Uma nação dividida está em modo de combate, e ambos os lados apostam nas eleições congressionais de novembro de 2026 como um ponto de virada na história do país.
No dia seguinte, Trump, mestre que é em desviar a atenção da opinião pública, tentou mudar o foco do noticiário ao anunciar a demolição parcial da Casa Branca. No verão passado, ele já havia prometido construir seu ostentoso salão de dança dourado a um custo de US$ 200 milhões, tudo com doações privadas. Como não haverá verbas federais, não haverá nenhuma supervisão do Congresso.
Claro, ele mentiu sobre sua promessa de manter a residência presidencial intacta. Além disso, o custo estimado da construção desse monstro já subiu de US$ 300 para US$ 350 milhões. Grandes corporações contribuíram para cobrir os custos – o que, sabemos, é mais uma forma de comprar favores da administração mais corrupta da história dos EUA.
Para Trump, o apoio popular pode estar se erodindo a ponto de favorecer os democratas em 2026.
As recentes políticas de Trump corroem seu apoio entre os eleitores tradicionalmente leais. Sua decisão de destinar US$ 20 bilhões em fundos federais para resgatar a economia argentina e ajudar Javier Milei nas eleições legislativas de 26 de outubro indignou os eleitores em um momento em que o governo dos EUA parou de funcionar e os servidores federais não estão recebendo seus salários.
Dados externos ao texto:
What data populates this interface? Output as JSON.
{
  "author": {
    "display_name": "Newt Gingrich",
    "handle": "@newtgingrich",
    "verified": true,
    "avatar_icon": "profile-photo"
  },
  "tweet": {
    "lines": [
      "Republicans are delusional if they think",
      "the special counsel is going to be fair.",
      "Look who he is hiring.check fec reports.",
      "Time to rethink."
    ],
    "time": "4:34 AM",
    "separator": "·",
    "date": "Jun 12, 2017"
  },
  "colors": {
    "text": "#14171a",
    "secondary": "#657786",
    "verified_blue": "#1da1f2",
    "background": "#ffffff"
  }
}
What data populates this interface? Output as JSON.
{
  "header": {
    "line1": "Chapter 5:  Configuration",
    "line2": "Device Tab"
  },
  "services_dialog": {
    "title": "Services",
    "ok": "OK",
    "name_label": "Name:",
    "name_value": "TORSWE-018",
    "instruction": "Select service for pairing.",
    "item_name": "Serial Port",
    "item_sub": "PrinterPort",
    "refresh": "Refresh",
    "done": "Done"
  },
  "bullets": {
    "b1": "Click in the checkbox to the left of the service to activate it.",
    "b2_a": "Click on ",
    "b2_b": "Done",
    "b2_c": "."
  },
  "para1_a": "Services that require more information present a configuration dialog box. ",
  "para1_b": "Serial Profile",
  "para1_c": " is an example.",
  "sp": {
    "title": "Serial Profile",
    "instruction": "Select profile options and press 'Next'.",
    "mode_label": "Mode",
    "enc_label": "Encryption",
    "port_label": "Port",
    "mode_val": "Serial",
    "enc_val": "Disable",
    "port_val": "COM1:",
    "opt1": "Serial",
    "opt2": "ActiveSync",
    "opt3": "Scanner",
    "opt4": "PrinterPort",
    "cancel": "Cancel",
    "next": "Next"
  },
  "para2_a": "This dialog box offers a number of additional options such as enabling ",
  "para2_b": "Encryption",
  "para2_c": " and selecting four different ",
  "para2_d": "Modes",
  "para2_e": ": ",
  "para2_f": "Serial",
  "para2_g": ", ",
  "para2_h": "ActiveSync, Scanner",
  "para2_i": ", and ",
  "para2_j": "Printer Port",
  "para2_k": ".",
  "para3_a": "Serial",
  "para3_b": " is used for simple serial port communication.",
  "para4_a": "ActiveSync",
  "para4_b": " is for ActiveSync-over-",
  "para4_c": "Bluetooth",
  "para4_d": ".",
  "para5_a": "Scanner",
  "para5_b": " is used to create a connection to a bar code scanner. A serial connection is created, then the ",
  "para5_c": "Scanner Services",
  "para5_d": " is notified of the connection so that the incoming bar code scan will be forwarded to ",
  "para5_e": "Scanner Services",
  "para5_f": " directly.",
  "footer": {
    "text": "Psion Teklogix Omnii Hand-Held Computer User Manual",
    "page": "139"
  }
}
Além disso, a decisão de eliminar as tarifas sobre a importação de carne bovina argentina para ajudar a reduzir os preços da carne nos Estados Unidos enfureceu os pecuaristas americanos, que consideram que o movimento MAGA agora está favorecendo um país estrangeiro em detrimento dos produtores americanos. Os produtores de soja também viram as exportações para a China caírem para níveis próximos de zero.
O apoio ao presidente caiu 20% de acordo com uma pesquisa realizada pela Somos Votantes. “O que começou no início deste ano com independentes e mulheres se intensificou e se espalhou para praticamente todos os subgrupos demográficos do eleitorado latino, incluindo grupos que antes o apoiavam, como os homens latinos”, comentou Melissa Morales, presidente da Somos Votantes.
A preocupação com a economia e a detenção massiva e arbitrária de latinos afastaram muitos eleitores do presidente. Com a taxa de aprovação de Trump pairando em 43% e a de desaprovação em 53%, os organizadores do movimento “No Kings” estão otimistas. Segundo sua conta, apoiada em estudos da cientista política de Harvard, Erica Chenoweth, seria preciso reunir 12 milhões de pessoas nas ruas em todos os Estados Unidos para Trump cair.
Se as eleições passadas servirem de indicativo do resultado, Trump poderá sofrer uma derrota esmagadora daqui a um ano. A menos que a economia melhore drasticamente e Trump recue na implementação de muitas de suas políticas impopulares, ele está destinado a perder o controle da Câmara dos Representantes. Isso pode estar longe de causar sua queda, mas deve atenuar seus ataques à democracia norte-americana.